El populismo o el exceso de la política en España

En los últimos años se ha larvado en la sociedad española un sentimiento de bronca, como dirían los argentinos, de gran malestar, de enojo. No es nada extraño, porque se han cometido errores. Las administraciones públicas se han visto desbordadas, y los responsables políticos no han sabido, como mínimo, empatizar con la parte de la sociedad que lo ha pasado peor.

Pero la traducción política de ese malestar ha derivado en un populismo que se asemeja a una especie de nacimiento: los nuevos movimientos, que gobiernan ciudades como Madrid o Barcelona, creen que pueden impulsar un nuevo comienzo que pasa por politizarlo todo, por reiventar la sociedad. Y eso pasa por buscar procesos de remunicipalización de servicios, o por cambiar nombres a las calles y plazas, o por rechazar la celebración de la Constitución, como ha decidido Ada Colau.

En algún sentido lo que propone Podemos y las marcas municipales es conectar, de nuevo, con los que fueron partidarios de la ruptura en la transición. Los valores de la II República, el distanciamiento con la monarquía, la necesidad de recuperar símbolos del anarquismo, tan presente en territorios como Cataluña, forman parte de la mochila de unos dirigentes municipales jóvenes que desean protagonizar su particular transición.

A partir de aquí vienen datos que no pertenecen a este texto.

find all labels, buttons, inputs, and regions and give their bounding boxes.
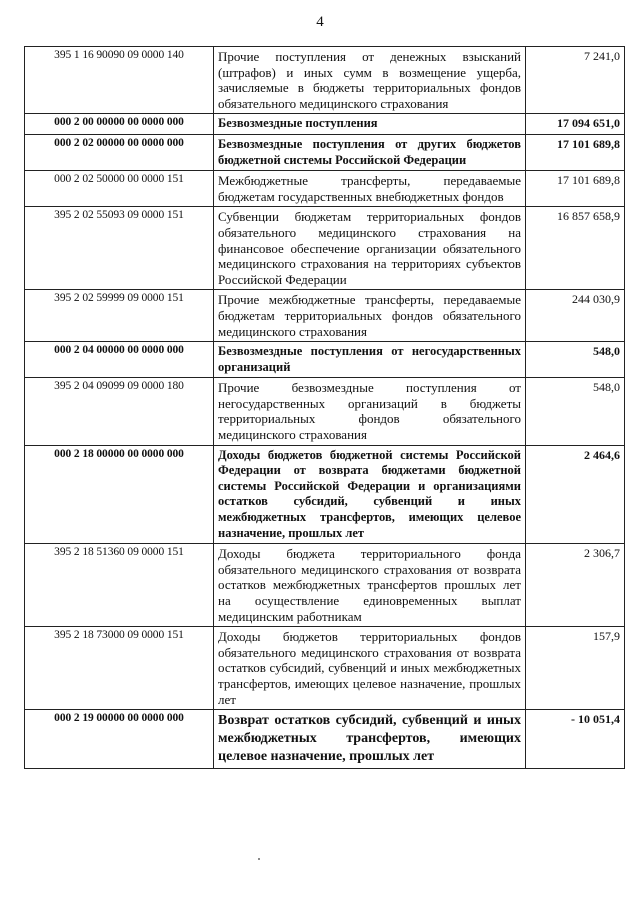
amount-cell: 7 241,0	[526, 47, 625, 114]
budget-code-cell: 395 2 04 09099 09 0000 180	[25, 378, 214, 445]
budget-code-cell: 395 2 18 73000 09 0000 151	[25, 627, 214, 710]
income-name-cell: Доходы бюджетов территориальных фондов обязательного медицинского страхования от возврата остатков субсидий, субвенций и иных межбюджетных трансфертов, имеющих целевое назначение, прошлых лет	[214, 627, 526, 710]
table-row	[25, 445, 625, 544]
income-name-cell: Прочие безвозмездные поступления от негосударственных организаций в бюджеты территориальных фондов обязательного медицинского страхования	[214, 378, 526, 445]
budget-code-cell: 000 2 19 00000 00 0000 000	[25, 710, 214, 769]
table-row	[25, 134, 625, 170]
budget-code-cell: 000 2 04 00000 00 0000 000	[25, 342, 214, 378]
income-name-cell: Возврат остатков субсидий, субвенций и иных межбюджетных трансфертов, имеющих целевое назначение, прошлых лет	[214, 710, 526, 769]
table-row	[25, 290, 625, 342]
table-row	[25, 47, 625, 114]
table-row	[25, 114, 625, 135]
budget-code-cell: 000 2 18 00000 00 0000 000	[25, 445, 214, 544]
table-row	[25, 207, 625, 290]
budget-code-cell: 395 2 18 51360 09 0000 151	[25, 544, 214, 627]
amount-cell: 2 464,6	[526, 445, 625, 544]
income-name-cell: Безвозмездные поступления от других бюджетов бюджетной системы Российской Федерации	[214, 134, 526, 170]
table-body	[25, 47, 625, 769]
table-row	[25, 378, 625, 445]
amount-cell: 17 101 689,8	[526, 134, 625, 170]
scan-speck	[258, 858, 260, 860]
income-name-cell: Прочие межбюджетные трансферты, передаваемые бюджетам территориальных фондов обязательного медицинского страхования	[214, 290, 526, 342]
income-name-cell: Безвозмездные поступления от негосударственных организаций	[214, 342, 526, 378]
amount-cell: 17 101 689,8	[526, 171, 625, 207]
budget-code-cell: 000 2 00 00000 00 0000 000	[25, 114, 214, 135]
budget-revenue-table	[24, 46, 625, 769]
income-name-cell: Межбюджетные трансферты, передаваемые бюджетам государственных внебюджетных фондов	[214, 171, 526, 207]
amount-cell: - 10 051,4	[526, 710, 625, 769]
budget-code-cell: 000 2 02 00000 00 0000 000	[25, 134, 214, 170]
amount-cell: 244 030,9	[526, 290, 625, 342]
amount-cell: 157,9	[526, 627, 625, 710]
budget-code-cell: 395 2 02 55093 09 0000 151	[25, 207, 214, 290]
income-name-cell: Субвенции бюджетам территориальных фондов обязательного медицинского страхования на финансовое обеспечение организации обязательного медицинского страхования на территориях субъектов Российской Федерации	[214, 207, 526, 290]
table-row	[25, 710, 625, 769]
amount-cell: 548,0	[526, 342, 625, 378]
table-row	[25, 171, 625, 207]
amount-cell: 548,0	[526, 378, 625, 445]
amount-cell: 2 306,7	[526, 544, 625, 627]
table-row	[25, 342, 625, 378]
income-name-cell: Доходы бюджетов бюджетной системы Российской Федерации от возврата бюджетами бюджетной системы Российской Федерации и организациями остатков субсидий, субвенций и иных межбюджетных трансфертов, имеющих целевое назначение, прошлых лет	[214, 445, 526, 544]
income-name-cell: Безвозмездные поступления	[214, 114, 526, 135]
budget-code-cell: 395 2 02 59999 09 0000 151	[25, 290, 214, 342]
budget-code-cell: 000 2 02 50000 00 0000 151	[25, 171, 214, 207]
table-row	[25, 544, 625, 627]
amount-cell: 17 094 651,0	[526, 114, 625, 135]
budget-code-cell: 395 1 16 90090 09 0000 140	[25, 47, 214, 114]
income-name-cell: Прочие поступления от денежных взысканий (штрафов) и иных сумм в возмещение ущерба, зачисляемые в бюджеты территориальных фондов обязательного медицинского страхования	[214, 47, 526, 114]
table-row	[25, 627, 625, 710]
amount-cell: 16 857 658,9	[526, 207, 625, 290]
income-name-cell: Доходы бюджета территориального фонда обязательного медицинского страхования от возврата остатков межбюджетных трансфертов прошлых лет на осуществление единовременных выплат медицинским работникам	[214, 544, 526, 627]
page-number: 4	[316, 14, 324, 30]
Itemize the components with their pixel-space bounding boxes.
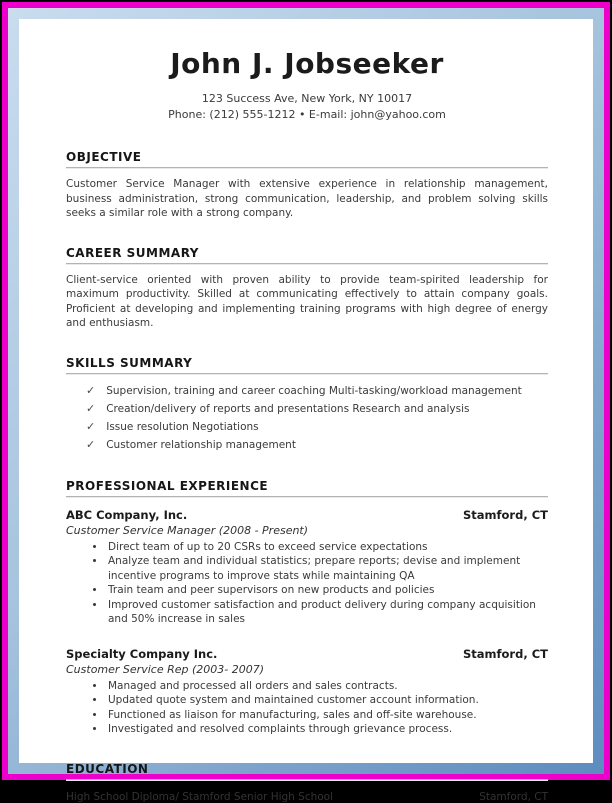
job-location: Stamford, CT xyxy=(463,646,548,661)
skill-item xyxy=(86,400,548,418)
job-entry xyxy=(66,647,548,737)
job-bullet: • Train team and peer supervisors on new products and policies xyxy=(106,583,548,598)
job-bullet-list xyxy=(66,679,548,737)
resume-page xyxy=(19,19,593,803)
job-bullet-list xyxy=(66,540,548,627)
experience-heading: PROFESSIONAL EXPERIENCE xyxy=(66,479,548,497)
job-head xyxy=(66,508,548,522)
education-location: Stamford, CT xyxy=(479,790,548,803)
company-name: Specialty Company Inc. xyxy=(66,646,218,661)
check-icon: ✓ xyxy=(86,401,96,415)
skill-item-label: Customer relationship management xyxy=(106,438,296,451)
skills-summary-section xyxy=(66,356,548,454)
objective-text: Customer Service Manager with extensive experience in relationship management, business administration, strong communication, leadership, and problem solving skills seeks a similar role with a strong company. xyxy=(66,178,548,219)
skills-summary-heading: SKILLS SUMMARY xyxy=(66,356,548,374)
education-heading: EDUCATION xyxy=(66,762,548,780)
job-title: Customer Service Manager (2008 - Present) xyxy=(66,523,309,537)
objective-section xyxy=(66,150,548,221)
check-icon: ✓ xyxy=(86,383,96,397)
job-bullet: • Direct team of up to 20 CSRs to exceed service expectations xyxy=(106,540,548,555)
education-section xyxy=(66,762,548,803)
resume-header xyxy=(66,47,548,123)
skills-list xyxy=(66,382,548,454)
person-name: John J. Jobseeker xyxy=(170,47,444,80)
job-bullet: • Investigated and resolved complaints through grievance process. xyxy=(106,722,548,737)
blue-frame xyxy=(8,8,604,803)
career-summary-heading: CAREER SUMMARY xyxy=(66,246,548,264)
job-title: Customer Service Rep (2003- 2007) xyxy=(66,662,265,676)
skill-item-label: Creation/delivery of reports and presentations Research and analysis xyxy=(106,402,470,415)
education-degree: High School Diploma/ Stamford Senior High School xyxy=(66,790,334,803)
check-icon: ✓ xyxy=(86,437,96,451)
job-head xyxy=(66,647,548,661)
job-entry xyxy=(66,508,548,627)
job-bullet: • Analyze team and individual statistics; prepare reports; devise and implement incentive programs to improve stats while maintaining QA xyxy=(106,554,548,583)
career-summary-text: Client-service oriented with proven ability to provide team-spirited leadership for maximum productivity. Skilled at communicating effectively to attain company goals. Proficient at developing and implementing training programs with high degree of energy and enthusiasm. xyxy=(66,273,548,329)
company-name: ABC Company, Inc. xyxy=(66,507,188,522)
education-row xyxy=(66,791,548,803)
experience-section xyxy=(66,479,548,737)
skill-item xyxy=(86,418,548,436)
objective-heading: OBJECTIVE xyxy=(66,150,548,168)
job-location: Stamford, CT xyxy=(463,507,548,522)
skill-item-label: Issue resolution Negotiations xyxy=(106,420,259,433)
magenta-frame xyxy=(2,2,610,803)
check-icon: ✓ xyxy=(86,419,96,433)
job-bullet: • Functioned as liaison for manufacturing, sales and off-site warehouse. xyxy=(106,708,548,723)
job-bullet: • Managed and processed all orders and sales contracts. xyxy=(106,679,548,694)
job-bullet: • Updated quote system and maintained customer account information. xyxy=(106,693,548,708)
job-bullet: • Improved customer satisfaction and product delivery during company acquisition and 50% increase in sales xyxy=(106,598,548,627)
phone-email-line: Phone: (212) 555-1212 • E-mail: john@yahoo.com xyxy=(168,108,446,121)
address-line: 123 Success Ave, New York, NY 10017 xyxy=(201,92,413,105)
skill-item xyxy=(86,382,548,400)
career-summary-section xyxy=(66,246,548,331)
skill-item xyxy=(86,436,548,454)
skill-item-label: Supervision, training and career coaching Multi-tasking/workload management xyxy=(106,384,522,397)
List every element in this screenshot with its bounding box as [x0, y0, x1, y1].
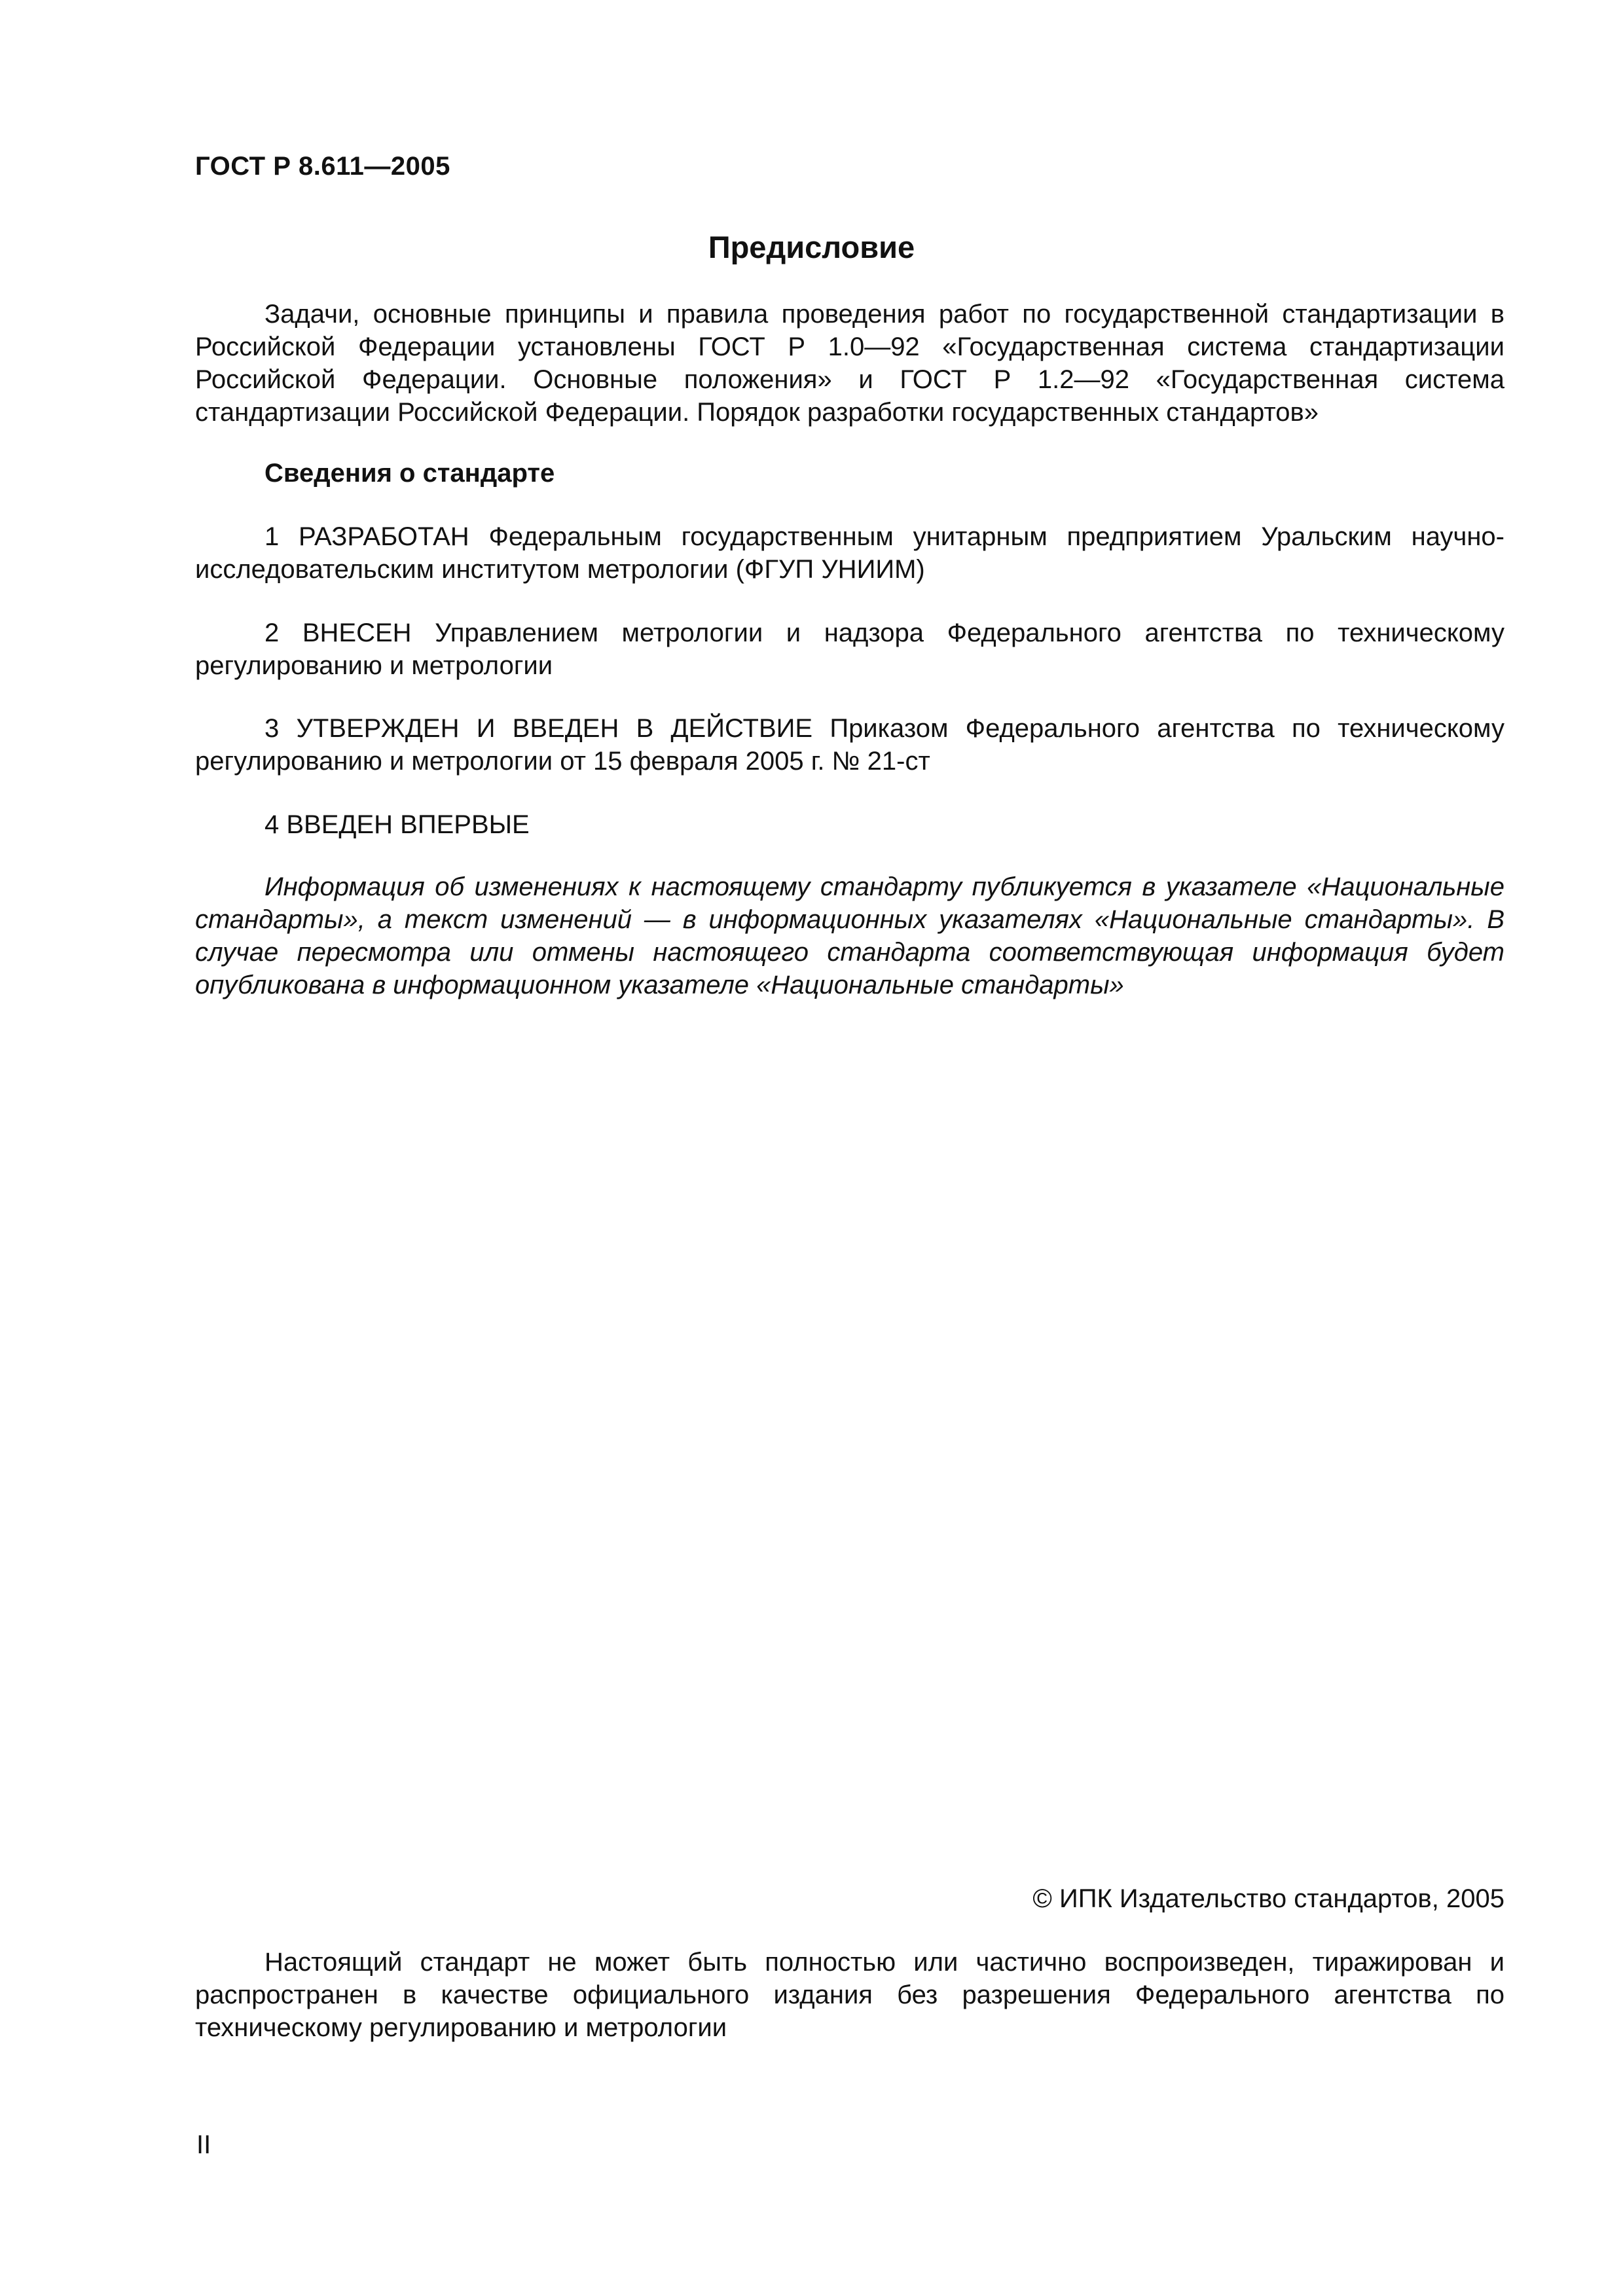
item-4-block — [195, 808, 1504, 841]
copyright-line: © ИПК Издательство стандартов, 2005 — [1032, 1884, 1504, 1913]
intro-paragraph: Задачи, основные принципы и правила проведения работ по государственной стандартизации в Российской Федерации установлены ГОСТ Р 1.0—92 «Государственная система стандартизации Российской Федерации. Основные положения» и ГОСТ Р 1.2—92 «Государственная система стандартизации Российской Федерации. Порядок разработки государственных стандартов» — [195, 300, 1504, 427]
item-1: 1 РАЗРАБОТАН Федеральным государственным унитарным предприятием Уральским научно-исследовательским институтом метрологии (ФГУП УНИИМ) — [195, 522, 1504, 584]
item-1-block — [195, 520, 1504, 586]
intro-block — [195, 298, 1504, 429]
item-2: 2 ВНЕСЕН Управлением метрологии и надзора Федерального агентства по техническому регулированию и метрологии — [195, 619, 1504, 680]
item-3: 3 УТВЕРЖДЕН И ВВЕДЕН В ДЕЙСТВИЕ Приказом Федерального агентства по техническому регулированию и метрологии от 15 февраля 2005 г. № 21-ст — [195, 714, 1504, 776]
item-2-block — [195, 617, 1504, 682]
document-code: ГОСТ Р 8.611—2005 — [195, 152, 450, 181]
section-heading: Сведения о стандарте — [264, 459, 555, 488]
item-4: 4 ВВЕДЕН ВПЕРВЫЕ — [264, 810, 530, 839]
item-3-block — [195, 712, 1504, 778]
page-title: Предисловие — [708, 230, 915, 264]
info-note-block — [195, 870, 1504, 1001]
info-note: Информация об изменениях к настоящему стандарту публикуется в указателе «Национальные стандарты», а текст изменений — в информационных указателях «Национальные стандарты». В случае пересмотра или отмены настоящего стандарта соответствующая информация будет опубликована в информационном указателе «Национальные стандарты» — [195, 872, 1504, 999]
reproduction-notice-block — [195, 1946, 1504, 2044]
page-number: II — [196, 2130, 211, 2159]
reproduction-notice: Настоящий стандарт не может быть полностью или частично воспроизведен, тиражирован и распространен в качестве официального издания без разрешения Федерального агентства по техническому регулированию и метрологии — [195, 1948, 1504, 2042]
section-heading-block — [195, 457, 1504, 490]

Pero, ¿tiene todo eso sentido? O, en todo caso, ¿es eficaz? La otra salida, la que proponen en muchas ocasiones algunos expertos tampoco es válida. Lo apunta en todas sus reflexiones el politólogo Victor Lapuente, en una muestra de que existe una generación de pensadores que huye de los antagonismos. Lapuente sostiene que esos populismos se aferran a la política como si lo tuviera que solucionar todo, en oposición a las reglas del mercado.

La otra salida que se decía es defender que el país se transforme en una gran gestoría. Se escucha a menudo: no, la política no resuelve nada, lo que se necesita es gente muy formada en cada área y que trabajen. ¿Pero en qué dirección deben trabajar, con qué prioridades, con qué consensos, con qué objetivos sociales a medio y largo plazo?

Ese es el debate que debemos plantearnos, porque ni los populismos arreglan nada, ni la apuesta sin matices por una especie de tecnocracia mal entendida. En España, sin embargo, el problema ahora es la hegemonía del populismo en el discurso público.

Lo puso de manifiesto el economista Ramon Tamames, un protagonista de lujo en la transición que sigue aportando a la sociedad sus conocimientos, en un coloquio en el Cercle d’Economia. Tamames defendió el sistema de concesiones de los servicios, por parte de las administraciones, que pasan por concursos públicos. Es decir, apostó por mantener un modelo en el que empresas privadas pueden gestionar servicios a la sociedad, siempre que la titularidad del mismo sea pública, y exista un regulador que lo fiscalice. Es lo que tenemos, con imperfecciones, pero siempre con la posibilidad de mejorar toda la cadena, «pero no eliminar el proceso», como constató Tamames, en referencia a la idea de la remunicipalización del servicio del agua.

Porque, siguiendo a Lapuente, ¿qué quiere decir exactamente la idea de la izquierda alternativa de conquistar espacios para la política? Esos espacios se ganarán, claro, en perjuicio de los mercados, se entiende. ¿Con qué consensos se puede logar ese objetivo, y con qué consecuencias?

Es lo que debe asumir ese nuevo populismo en España, porque lo más importante, lo realmente necesario, es que las decisiones que se tomen en los próximos años sean eficaces y útiles, con un proyecto político detrás.